博徒の作品情報・感想・評価

「博徒」に投稿された感想・評価

襲名や手打ちの儀式がキチンと(たぶん)描かれていて、ドスを抜いたときのケンカが本当にケンカみたいで(剣豪のチャンバラみたいじゃなくて)、つまり、リアルで良い。悲哀とか苦悩とか哀愁とか孤独とか自己犠牲とか忍耐とか苦渋とか、心情が迫ってくる感じはやや弱いが、それなりに楽しめる。
世にも不思議な任侠映画の世界

どうしてこのようなヤクザ映画が作られ量産されていったのか
一体誰が喜んで見ていたのか
今見るとなんとも不思議な話です

かなり詳細な調査に基づいていると思われ
賭博シーンや儀礼はとても細かく描写されています

人生劇場飛車角のような今見ても面白い劇的展開はありません
娯楽的な楽しみも薄いです
ヤクザの世界を覗き込んだ見世物小屋的な楽しみはあるかもしれません
風俗資料的な価値はあるでしょう

1960年代当時はある程度リアルな感覚があったのかもしれません
当時量産されていた時代劇よりはリアルだったのかも

賭博は国家が厳しく規制し、こういう世界は無くなってしまいました
警察が取り締まりを強化したのがこの映画が公開された1964年でした
今手本引きを理解できる人ははたしてどれ位いるのでしょう

パチンコ業界の裏の世界
これから解禁されるカジノの裏の世界
こういったものが今作られたら…
似たような感覚になるのかもしれません
シュウ

シュウの感想・評価

3.6
敵役の天地茂も、彼は彼で世の中を良くしようとするが、鶴田浩二と方向性が違う為、敵となる。

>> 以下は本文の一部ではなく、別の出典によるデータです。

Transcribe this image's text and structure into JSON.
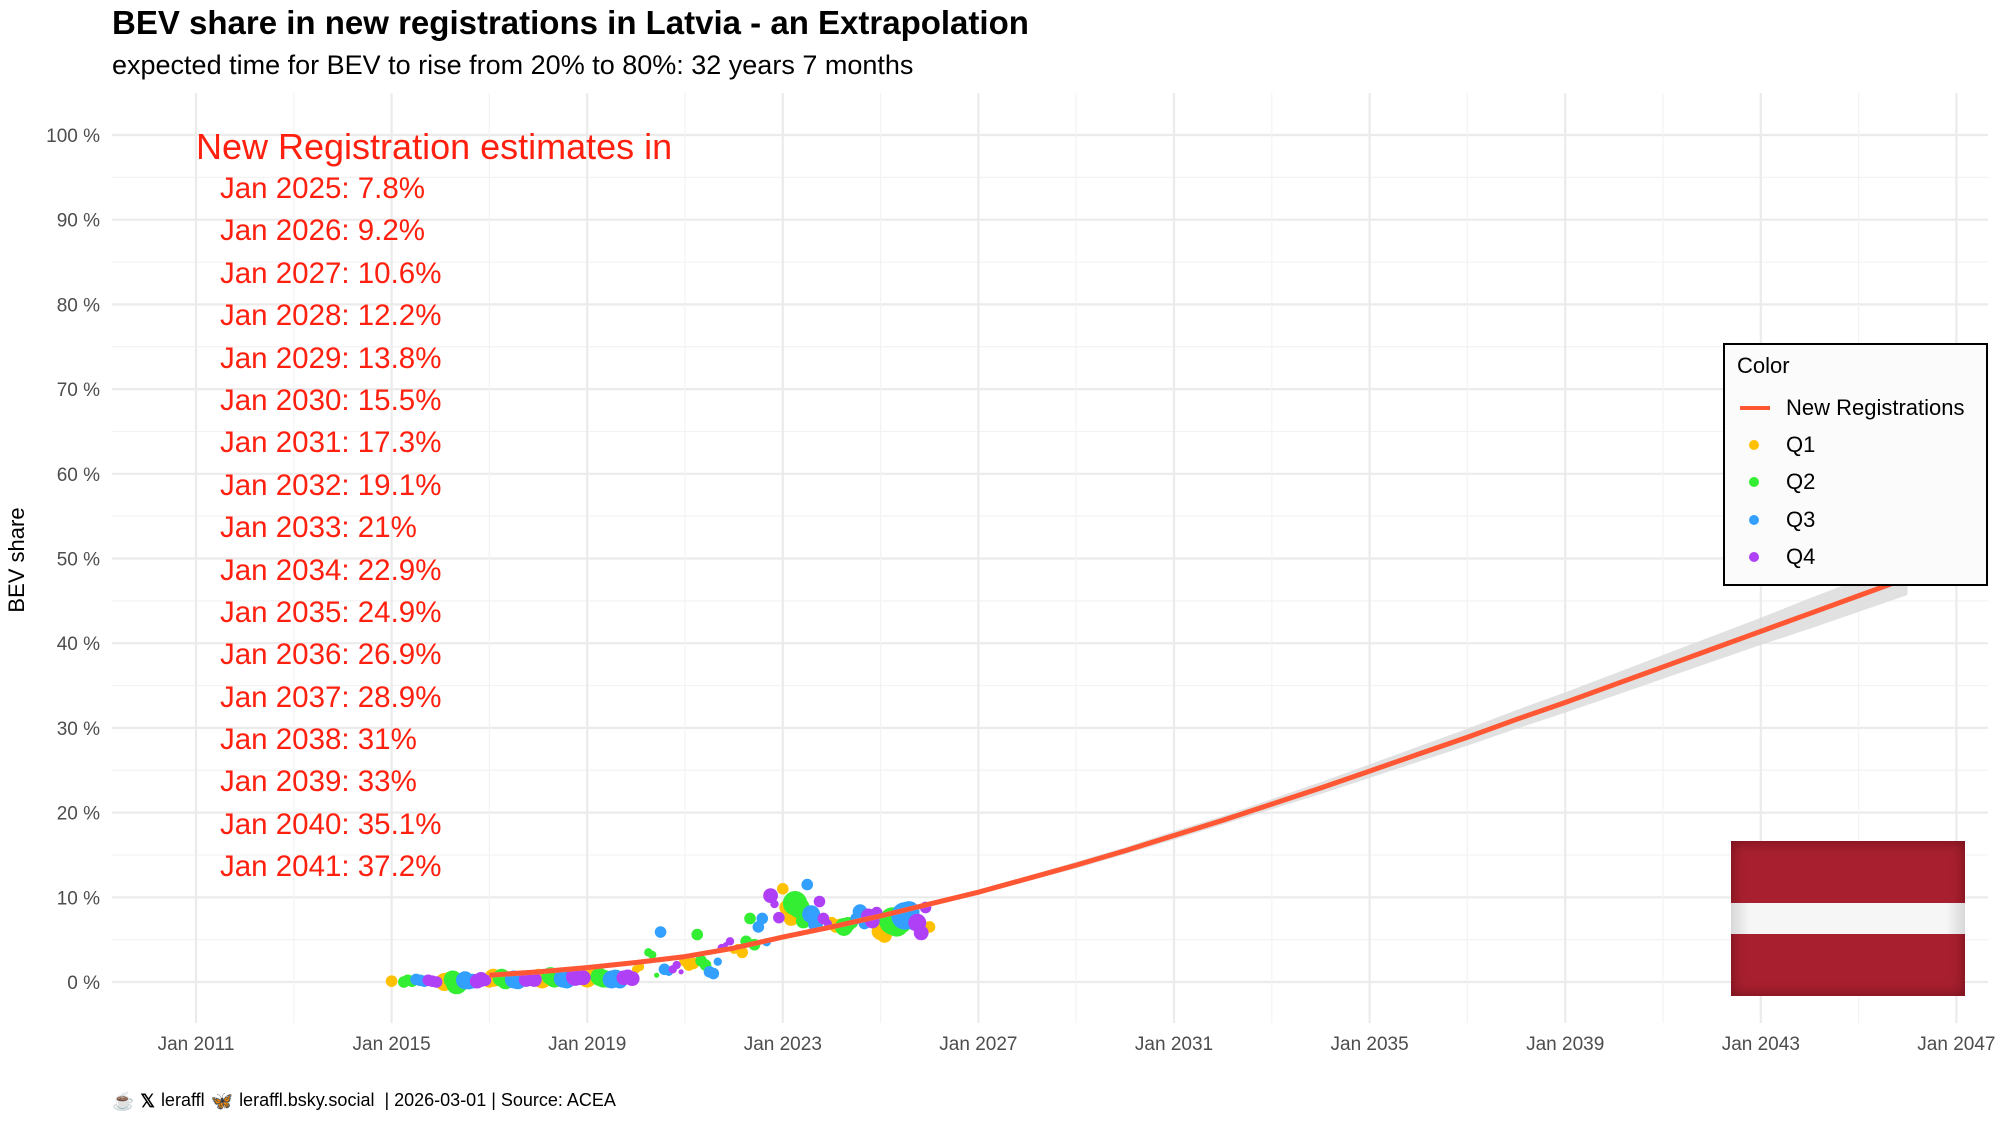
{
  "title": "BEV share in new registrations in Latvia - an Extrapolation",
  "subtitle": "expected time for BEV to rise from 20% to 80%: 32 years 7 months",
  "caption": {
    "coffee_icon": "coffee-cup-icon",
    "x_icon": "x-logo-icon",
    "x_handle": "leraffl",
    "bluesky_icon": "butterfly-icon",
    "bluesky_handle": "leraffl.bsky.social",
    "date_source": "| 2026-03-01 | Source: ACEA"
  },
  "annotation": {
    "heading": "New Registration estimates in",
    "lines": [
      "Jan 2025: 7.8%",
      "Jan 2026: 9.2%",
      "Jan 2027: 10.6%",
      "Jan 2028: 12.2%",
      "Jan 2029: 13.8%",
      "Jan 2030: 15.5%",
      "Jan 2031: 17.3%",
      "Jan 2032: 19.1%",
      "Jan 2033: 21%",
      "Jan 2034: 22.9%",
      "Jan 2035: 24.9%",
      "Jan 2036: 26.9%",
      "Jan 2037: 28.9%",
      "Jan 2038: 31%",
      "Jan 2039: 33%",
      "Jan 2040: 35.1%",
      "Jan 2041: 37.2%"
    ],
    "color": "#ff200f"
  },
  "legend": {
    "title": "Color",
    "items": [
      {
        "label": "New Registrations",
        "kind": "line",
        "color": "#ff5733"
      },
      {
        "label": "Q1",
        "kind": "dot",
        "color": "#ffc000"
      },
      {
        "label": "Q2",
        "kind": "dot",
        "color": "#33ee33"
      },
      {
        "label": "Q3",
        "kind": "dot",
        "color": "#33a0ff"
      },
      {
        "label": "Q4",
        "kind": "dot",
        "color": "#b040f5"
      }
    ]
  },
  "flag": {
    "country": "Latvia",
    "colors": [
      "#a8202f",
      "#f6f6f6",
      "#a8202f"
    ]
  },
  "chart_data": {
    "type": "scatter",
    "title": "BEV share in new registrations in Latvia - an Extrapolation",
    "xlabel": "",
    "ylabel": "BEV share",
    "xlim": [
      2009.6,
      2047.2
    ],
    "ylim": [
      -5,
      105
    ],
    "x_ticks": [
      2011,
      2015,
      2019,
      2023,
      2027,
      2031,
      2035,
      2039,
      2043,
      2047
    ],
    "x_tick_labels": [
      "Jan 2011",
      "Jan 2015",
      "Jan 2019",
      "Jan 2023",
      "Jan 2027",
      "Jan 2031",
      "Jan 2035",
      "Jan 2039",
      "Jan 2043",
      "Jan 2047"
    ],
    "y_ticks": [
      0,
      10,
      20,
      30,
      40,
      50,
      60,
      70,
      80,
      90,
      100
    ],
    "y_tick_labels": [
      "0 %",
      "10 %",
      "20 %",
      "30 %",
      "40 %",
      "50 %",
      "60 %",
      "70 %",
      "80 %",
      "90 %",
      "100 %"
    ],
    "grid": true,
    "legend_position": "right",
    "fit_line": {
      "name": "New Registrations",
      "x": [
        2017.0,
        2018,
        2019,
        2020,
        2021,
        2022,
        2023,
        2024,
        2025,
        2026,
        2027,
        2028,
        2029,
        2030,
        2031,
        2032,
        2033,
        2034,
        2035,
        2036,
        2037,
        2038,
        2039,
        2040,
        2041,
        2042,
        2043,
        2044,
        2045,
        2046
      ],
      "y": [
        0.8,
        1.2,
        1.7,
        2.3,
        3.0,
        4.0,
        5.3,
        6.5,
        7.8,
        9.2,
        10.6,
        12.2,
        13.8,
        15.5,
        17.3,
        19.1,
        21.0,
        22.9,
        24.9,
        26.9,
        28.9,
        31.0,
        33.0,
        35.1,
        37.2,
        39.3,
        41.4,
        43.5,
        45.6,
        47.7
      ],
      "ci_halfwidth": [
        0.3,
        0.3,
        0.3,
        0.3,
        0.3,
        0.3,
        0.3,
        0.3,
        0.3,
        0.3,
        0.3,
        0.3,
        0.4,
        0.4,
        0.5,
        0.5,
        0.6,
        0.7,
        0.8,
        0.9,
        1.0,
        1.1,
        1.2,
        1.3,
        1.4,
        1.5,
        1.6,
        1.8,
        1.9,
        2.0
      ]
    },
    "series": [
      {
        "name": "Q1",
        "color": "#ffc000",
        "points": [
          [
            2015.0,
            0.1,
            3
          ],
          [
            2016.08,
            0.0,
            5
          ],
          [
            2016.17,
            0.3,
            4
          ],
          [
            2017.0,
            0.2,
            4
          ],
          [
            2017.08,
            0.5,
            5
          ],
          [
            2017.17,
            0.4,
            4
          ],
          [
            2018.0,
            0.5,
            5
          ],
          [
            2018.08,
            0.3,
            5
          ],
          [
            2018.17,
            0.6,
            4
          ],
          [
            2019.0,
            0.4,
            5
          ],
          [
            2019.08,
            0.7,
            4
          ],
          [
            2019.17,
            1.2,
            3
          ],
          [
            2020.0,
            1.5,
            2
          ],
          [
            2020.08,
            1.8,
            2
          ],
          [
            2021.0,
            2.5,
            3
          ],
          [
            2021.08,
            2.0,
            3
          ],
          [
            2021.17,
            2.2,
            3
          ],
          [
            2022.0,
            3.8,
            2
          ],
          [
            2022.08,
            4.0,
            2
          ],
          [
            2022.17,
            3.5,
            3
          ],
          [
            2023.0,
            11.0,
            3
          ],
          [
            2023.08,
            8.8,
            4
          ],
          [
            2023.17,
            7.5,
            4
          ],
          [
            2024.0,
            7.0,
            3
          ],
          [
            2024.08,
            6.5,
            3
          ],
          [
            2024.17,
            6.8,
            3
          ],
          [
            2025.0,
            6.0,
            5
          ],
          [
            2025.08,
            5.5,
            4
          ],
          [
            2025.17,
            6.7,
            4
          ],
          [
            2026.0,
            6.5,
            3
          ]
        ]
      },
      {
        "name": "Q2",
        "color": "#33ee33",
        "points": [
          [
            2015.25,
            0.0,
            3
          ],
          [
            2015.33,
            0.2,
            3
          ],
          [
            2015.42,
            0.1,
            3
          ],
          [
            2016.25,
            0.3,
            5
          ],
          [
            2016.33,
            -0.2,
            6
          ],
          [
            2016.42,
            0.0,
            5
          ],
          [
            2017.25,
            0.5,
            5
          ],
          [
            2017.33,
            0.2,
            5
          ],
          [
            2017.42,
            0.3,
            4
          ],
          [
            2018.25,
            0.7,
            5
          ],
          [
            2018.33,
            0.4,
            5
          ],
          [
            2018.42,
            0.6,
            4
          ],
          [
            2019.25,
            0.6,
            5
          ],
          [
            2019.33,
            0.4,
            5
          ],
          [
            2019.42,
            0.2,
            4
          ],
          [
            2020.25,
            3.5,
            2
          ],
          [
            2020.33,
            3.2,
            2
          ],
          [
            2020.42,
            0.8,
            1
          ],
          [
            2021.25,
            5.6,
            3
          ],
          [
            2021.33,
            2.5,
            3
          ],
          [
            2021.42,
            2.0,
            3
          ],
          [
            2022.25,
            4.8,
            3
          ],
          [
            2022.33,
            7.5,
            3
          ],
          [
            2022.42,
            4.4,
            3
          ],
          [
            2023.25,
            9.3,
            7
          ],
          [
            2023.33,
            8.8,
            6
          ],
          [
            2023.42,
            7.2,
            4
          ],
          [
            2024.25,
            6.5,
            5
          ],
          [
            2024.33,
            6.8,
            4
          ],
          [
            2024.42,
            7.0,
            3
          ],
          [
            2025.25,
            7.2,
            8
          ],
          [
            2025.33,
            6.8,
            7
          ],
          [
            2025.42,
            7.0,
            6
          ]
        ]
      },
      {
        "name": "Q3",
        "color": "#33a0ff",
        "points": [
          [
            2015.5,
            0.3,
            3
          ],
          [
            2015.58,
            0.2,
            3
          ],
          [
            2015.67,
            0.1,
            3
          ],
          [
            2016.5,
            0.2,
            5
          ],
          [
            2016.58,
            0.0,
            4
          ],
          [
            2016.67,
            0.1,
            4
          ],
          [
            2017.5,
            0.3,
            5
          ],
          [
            2017.58,
            0.2,
            5
          ],
          [
            2017.67,
            0.5,
            4
          ],
          [
            2018.5,
            0.4,
            5
          ],
          [
            2018.58,
            0.3,
            5
          ],
          [
            2018.67,
            0.5,
            4
          ],
          [
            2019.5,
            0.3,
            5
          ],
          [
            2019.58,
            0.4,
            5
          ],
          [
            2019.67,
            0.1,
            4
          ],
          [
            2020.5,
            5.9,
            3
          ],
          [
            2020.58,
            1.5,
            3
          ],
          [
            2020.67,
            1.2,
            2
          ],
          [
            2021.5,
            1.2,
            3
          ],
          [
            2021.58,
            1.0,
            3
          ],
          [
            2021.67,
            2.4,
            2
          ],
          [
            2022.5,
            6.5,
            3
          ],
          [
            2022.58,
            7.5,
            3
          ],
          [
            2022.67,
            4.7,
            2
          ],
          [
            2023.5,
            11.5,
            3
          ],
          [
            2023.58,
            8.0,
            5
          ],
          [
            2023.67,
            6.8,
            4
          ],
          [
            2024.5,
            7.5,
            3
          ],
          [
            2024.58,
            8.3,
            4
          ],
          [
            2024.67,
            6.9,
            3
          ],
          [
            2025.5,
            7.8,
            8
          ],
          [
            2025.58,
            8.3,
            6
          ],
          [
            2025.67,
            7.2,
            5
          ]
        ]
      },
      {
        "name": "Q4",
        "color": "#b040f5",
        "points": [
          [
            2015.75,
            0.2,
            3
          ],
          [
            2015.83,
            0.1,
            3
          ],
          [
            2015.92,
            0.0,
            3
          ],
          [
            2016.75,
            0.1,
            4
          ],
          [
            2016.83,
            0.3,
            4
          ],
          [
            2016.92,
            0.2,
            3
          ],
          [
            2017.75,
            0.3,
            4
          ],
          [
            2017.83,
            0.4,
            4
          ],
          [
            2017.92,
            0.3,
            4
          ],
          [
            2018.75,
            0.6,
            5
          ],
          [
            2018.83,
            0.5,
            4
          ],
          [
            2018.92,
            0.5,
            4
          ],
          [
            2019.75,
            0.5,
            4
          ],
          [
            2019.83,
            0.6,
            4
          ],
          [
            2019.92,
            0.4,
            4
          ],
          [
            2020.75,
            1.5,
            2
          ],
          [
            2020.83,
            2.0,
            2
          ],
          [
            2020.92,
            1.2,
            1
          ],
          [
            2021.75,
            4.0,
            2
          ],
          [
            2021.83,
            4.4,
            1
          ],
          [
            2021.92,
            4.8,
            2
          ],
          [
            2022.75,
            10.2,
            4
          ],
          [
            2022.83,
            9.2,
            2
          ],
          [
            2022.92,
            7.6,
            3
          ],
          [
            2023.75,
            9.5,
            3
          ],
          [
            2023.83,
            7.5,
            3
          ],
          [
            2023.92,
            6.9,
            2
          ],
          [
            2024.75,
            7.8,
            4
          ],
          [
            2024.83,
            7.2,
            4
          ],
          [
            2024.92,
            8.2,
            3
          ],
          [
            2025.75,
            7.0,
            5
          ],
          [
            2025.83,
            5.8,
            4
          ],
          [
            2025.92,
            8.8,
            3
          ]
        ]
      }
    ]
  }
}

西成区、阿倍野あたりの鉄道問題といえば、今の大阪環状線の原型だろうか?

地元ではないが、大阪府民として、歴史的に興味が持てた。

鶴田浩二のような親分の元で働けたらいいなぁ。
とも

ともの感想・評価

4.0
2年ぶりに鑑賞。
天知茂、いうほど悪者じゃないのでは?
貧民窟取り壊しの件にしろ、遠藤太津朗にしろ…
おカミも皮肉るし、新しい博徒の形を作ろうとしてるように感じる。
ラストの殴り込み、ふんどしいっちょにサラシを巻いて、日本刀でブチ斬りまくる!
この迫力、劇場で観たい!
鶴田浩二と南田洋子の掛け合いも好き、松方弘樹のかき氷のくだりがたまらん!藤純子もかわいいなぁ…!
女郎屋のセットが次郎長三国志でおせんちゃん♡が働いてる飲み屋と同じに見えて、関東綱五郎と結ばれるのか…などと考えてしまった。